Des chercheurs ont conçu un prototype d’ordinateur dont le processeur fonctionne sans électricité, en intégrant du vivant. Comment une telle innovation a-t-elle vu le jour ? Dan Nicolau, professeur à...
Le processeur Kirin 950, il ne s'agit pas du processeur créé par l'équipe / DR
Le processeur Kirin 950, il ne s'agit pas du processeur créé par l'équipe / DR

Des chercheurs ont conçu un prototype d’ordinateur dont le processeur fonctionne sans électricité, en intégrant du vivant. Comment une telle innovation a-t-elle vu le jour?

Dan Nicolau, professeur à l’université McGill (Canada) ainsi que son fils ont mis au point, au prix d’une dizaine d’années d’efforts, un prototype qui retient actuellement toutes les attentions, et ce en collaborant avec des scientifiques néerlandais, allemands ou encore suédois. Cette information a été relatée par The Latest News et publiée dans la revue Proceedings of the National Academy of Sciences (PNAS) le 18 février 2016.

Il s’agit d’un ordinateur banal, dont la particularité réside dans la nature de son processeur. Ce dernier mesure seulement 1,5 cm² et ne chauffe pas à l’utilisation. Cependant, ce qui le rend vraiment exceptionnel est le fait qu’il utilise une alimentation biologique, ce qui était encore inédit à ce jour.
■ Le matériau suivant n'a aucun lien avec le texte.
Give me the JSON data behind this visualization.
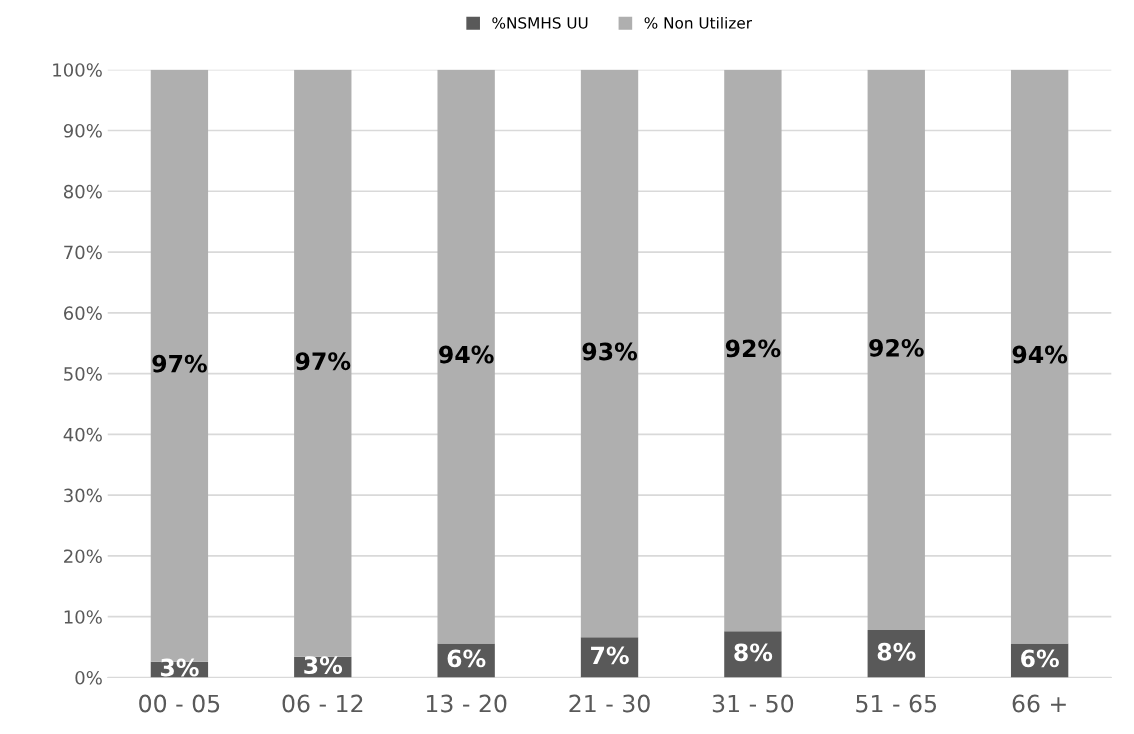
{
  "chart_data": {
    "type": "bar",
    "stacked": true,
    "categories": [
      "00 - 05",
      "06 - 12",
      "13 - 20",
      "21 - 30",
      "31 - 50",
      "51 - 65",
      "66 +"
    ],
    "series": [
      {
        "name": "%NSMHS UU",
        "color": "#595959",
        "values": [
          2.6,
          3.4,
          5.6,
          6.6,
          7.6,
          7.8,
          5.6
        ],
        "value_labels": [
          "3%",
          "3%",
          "6%",
          "7%",
          "8%",
          "8%",
          "6%"
        ]
      },
      {
        "name": "% Non Utilizer",
        "color": "#afafaf",
        "values": [
          97.4,
          96.6,
          94.4,
          93.4,
          92.4,
          92.2,
          94.4
        ],
        "value_labels": [
          "97%",
          "97%",
          "94%",
          "93%",
          "92%",
          "92%",
          "94%"
        ]
      }
    ],
    "ylim": [
      0,
      100
    ],
    "yticks": [
      {
        "value": 0,
        "label": "0%"
      },
      {
        "value": 10,
        "label": "10%"
      },
      {
        "value": 20,
        "label": "20%"
      },
      {
        "value": 30,
        "label": "30%"
      },
      {
        "value": 40,
        "label": "40%"
      },
      {
        "value": 50,
        "label": "50%"
      },
      {
        "value": 60,
        "label": "60%"
      },
      {
        "value": 70,
        "label": "70%"
      },
      {
        "value": 80,
        "label": "80%"
      },
      {
        "value": 90,
        "label": "90%"
      },
      {
        "value": 100,
        "label": "100%"
      }
    ],
    "grid": "y",
    "legend": "top"
  }
}
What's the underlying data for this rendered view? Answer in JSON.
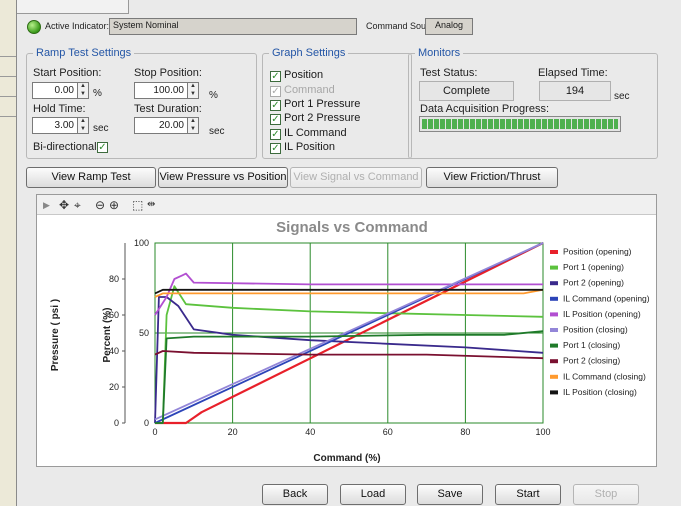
{
  "header": {
    "active_indicator_label": "Active Indicator:",
    "active_indicator_value": "System Nominal",
    "command_source_label": "Command Source:",
    "command_source_value": "Analog"
  },
  "ramp_test": {
    "legend": "Ramp Test Settings",
    "start_label": "Start Position:",
    "start_value": "0.00",
    "start_unit": "%",
    "stop_label": "Stop Position:",
    "stop_value": "100.00",
    "stop_unit": "%",
    "hold_label": "Hold Time:",
    "hold_value": "3.00",
    "hold_unit": "sec",
    "duration_label": "Test Duration:",
    "duration_value": "20.00",
    "duration_unit": "sec",
    "bidirectional_label": "Bi-directional",
    "bidirectional_checked": true
  },
  "graph_settings": {
    "legend": "Graph Settings",
    "items": [
      {
        "label": "Position",
        "checked": true,
        "enabled": true
      },
      {
        "label": "Command",
        "checked": true,
        "enabled": false
      },
      {
        "label": "Port 1 Pressure",
        "checked": true,
        "enabled": true
      },
      {
        "label": "Port 2 Pressure",
        "checked": true,
        "enabled": true
      },
      {
        "label": "IL Command",
        "checked": true,
        "enabled": true
      },
      {
        "label": "IL Position",
        "checked": true,
        "enabled": true
      }
    ]
  },
  "monitors": {
    "legend": "Monitors",
    "status_label": "Test Status:",
    "status_value": "Complete",
    "elapsed_label": "Elapsed Time:",
    "elapsed_value": "194",
    "elapsed_unit": "sec",
    "progress_label": "Data Acquisition Progress:",
    "progress_fraction": 1.0
  },
  "view_tabs": [
    {
      "label": "View Ramp Test",
      "enabled": true
    },
    {
      "label": "View Pressure vs Position",
      "enabled": true
    },
    {
      "label": "View Signal vs Command",
      "enabled": false
    },
    {
      "label": "View Friction/Thrust",
      "enabled": true
    }
  ],
  "toolbar_icons": [
    "play-arrow-icon",
    "pan-icon",
    "zoom-select-icon",
    "zoom-out-icon",
    "zoom-in-icon",
    "box-select-icon",
    "cursor-icon"
  ],
  "actions": [
    {
      "label": "Back",
      "enabled": true
    },
    {
      "label": "Load",
      "enabled": true
    },
    {
      "label": "Save",
      "enabled": true
    },
    {
      "label": "Start",
      "enabled": true
    },
    {
      "label": "Stop",
      "enabled": false
    }
  ],
  "chart_data": {
    "type": "line",
    "title": "Signals vs Command",
    "xlabel": "Command (%)",
    "ylabel_left": "Pressure ( psi )",
    "ylabel_right": "Percent (%)",
    "xlim": [
      0,
      100
    ],
    "ylim_percent": [
      0,
      100
    ],
    "ylim_pressure": [
      0,
      100
    ],
    "x_ticks": [
      0,
      20,
      40,
      60,
      80,
      100
    ],
    "percent_ticks": [
      0,
      50,
      100
    ],
    "pressure_ticks": [
      0,
      20,
      40,
      60,
      80
    ],
    "grid": true,
    "legend_position": "right",
    "series": [
      {
        "name": "Position (opening)",
        "color": "#e8202a",
        "x": [
          0,
          8,
          10,
          12,
          100
        ],
        "y": [
          0,
          0,
          3,
          6,
          100
        ]
      },
      {
        "name": "Port 1 (opening)",
        "color": "#5cc23e",
        "x": [
          0,
          2,
          3,
          5,
          8,
          20,
          40,
          60,
          80,
          100
        ],
        "y": [
          0,
          0,
          60,
          76,
          66,
          64,
          62,
          61,
          60,
          59
        ]
      },
      {
        "name": "Port 2 (opening)",
        "color": "#3a2a8c",
        "x": [
          0,
          1,
          3,
          6,
          10,
          20,
          40,
          60,
          80,
          100
        ],
        "y": [
          0,
          70,
          70,
          65,
          52,
          49,
          46,
          44,
          42,
          39
        ]
      },
      {
        "name": "IL Command (opening)",
        "color": "#2c44b8",
        "x": [
          0,
          100
        ],
        "y": [
          0,
          100
        ]
      },
      {
        "name": "IL Position (opening)",
        "color": "#b24fd1",
        "x": [
          0,
          3,
          5,
          7,
          8,
          10,
          40,
          70,
          100
        ],
        "y": [
          60,
          70,
          80,
          82,
          83,
          78,
          77,
          77,
          77
        ]
      },
      {
        "name": "Position (closing)",
        "color": "#9386d8",
        "x": [
          0,
          100
        ],
        "y": [
          2,
          100
        ]
      },
      {
        "name": "Port 1 (closing)",
        "color": "#1f7a2a",
        "x": [
          0,
          2,
          3,
          10,
          40,
          70,
          90,
          100
        ],
        "y": [
          0,
          0,
          47,
          48,
          48,
          49,
          49,
          51
        ]
      },
      {
        "name": "Port 2 (closing)",
        "color": "#7a1030",
        "x": [
          0,
          2,
          10,
          40,
          70,
          100
        ],
        "y": [
          38,
          40,
          39,
          38,
          38,
          36
        ]
      },
      {
        "name": "IL Command (closing)",
        "color": "#ff9a2e",
        "x": [
          0,
          2,
          40,
          70,
          95,
          100
        ],
        "y": [
          70,
          72,
          72,
          72,
          72,
          74
        ]
      },
      {
        "name": "IL Position (closing)",
        "color": "#141414",
        "x": [
          0,
          2,
          40,
          70,
          95,
          98,
          100
        ],
        "y": [
          72,
          74,
          74,
          74,
          74,
          74,
          74
        ]
      }
    ]
  }
}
Le processeur en question intègre l’adénosine triphosphate (ATP), une molécule active dans la biochimie de tous les organismes vivants connus.

« Nous avons réussi à créer un réseau très complexe dans une aire très restreinte », indique Dan Nicolau. Cette molécule est utilisée pour faire circuler des protéines à l’intérieur des circuits du processeur, ces derniers pouvant être comparés à un « grillage en forme de ville bondée et organisée », tout comme les supercalculateurs d’aujourd’hui dont la taille n’a d’égale que leur folle consommation énergétique.

Ce prototype de processeur, qui pourrait intégrer ce que l’on appelle un bio-ordinateur, aurait une consommation bien plus basse qu’un processeur classique et jouirait d’une longévité accrue. Son utilisation pourrait être effective dans le cadre de calculs simultanés d’un grand nombre d’opérations mathématiques.

Schéma des circuits où transiteraient l'adénosine triphosphat

Selon le site Science Alert, ces machines « vivantes » pourraient jouer leur rôle sur le marché, et « devenir une part importante des superordinateurs de demain » dans le cadre de la création d’appareils hybrides.

Dan Nicolau explique dans une publication émanant de l’Université McGill que « tout a commencé par un croquis esquissé au dos d’une enveloppe après avoir bu trop de rhum ». Ce jour-là, le scientifique dessinait des « vers de terre qui exploraient des labyrinthes », un acte qui n’est autre que l’origine de la création de ce processeur.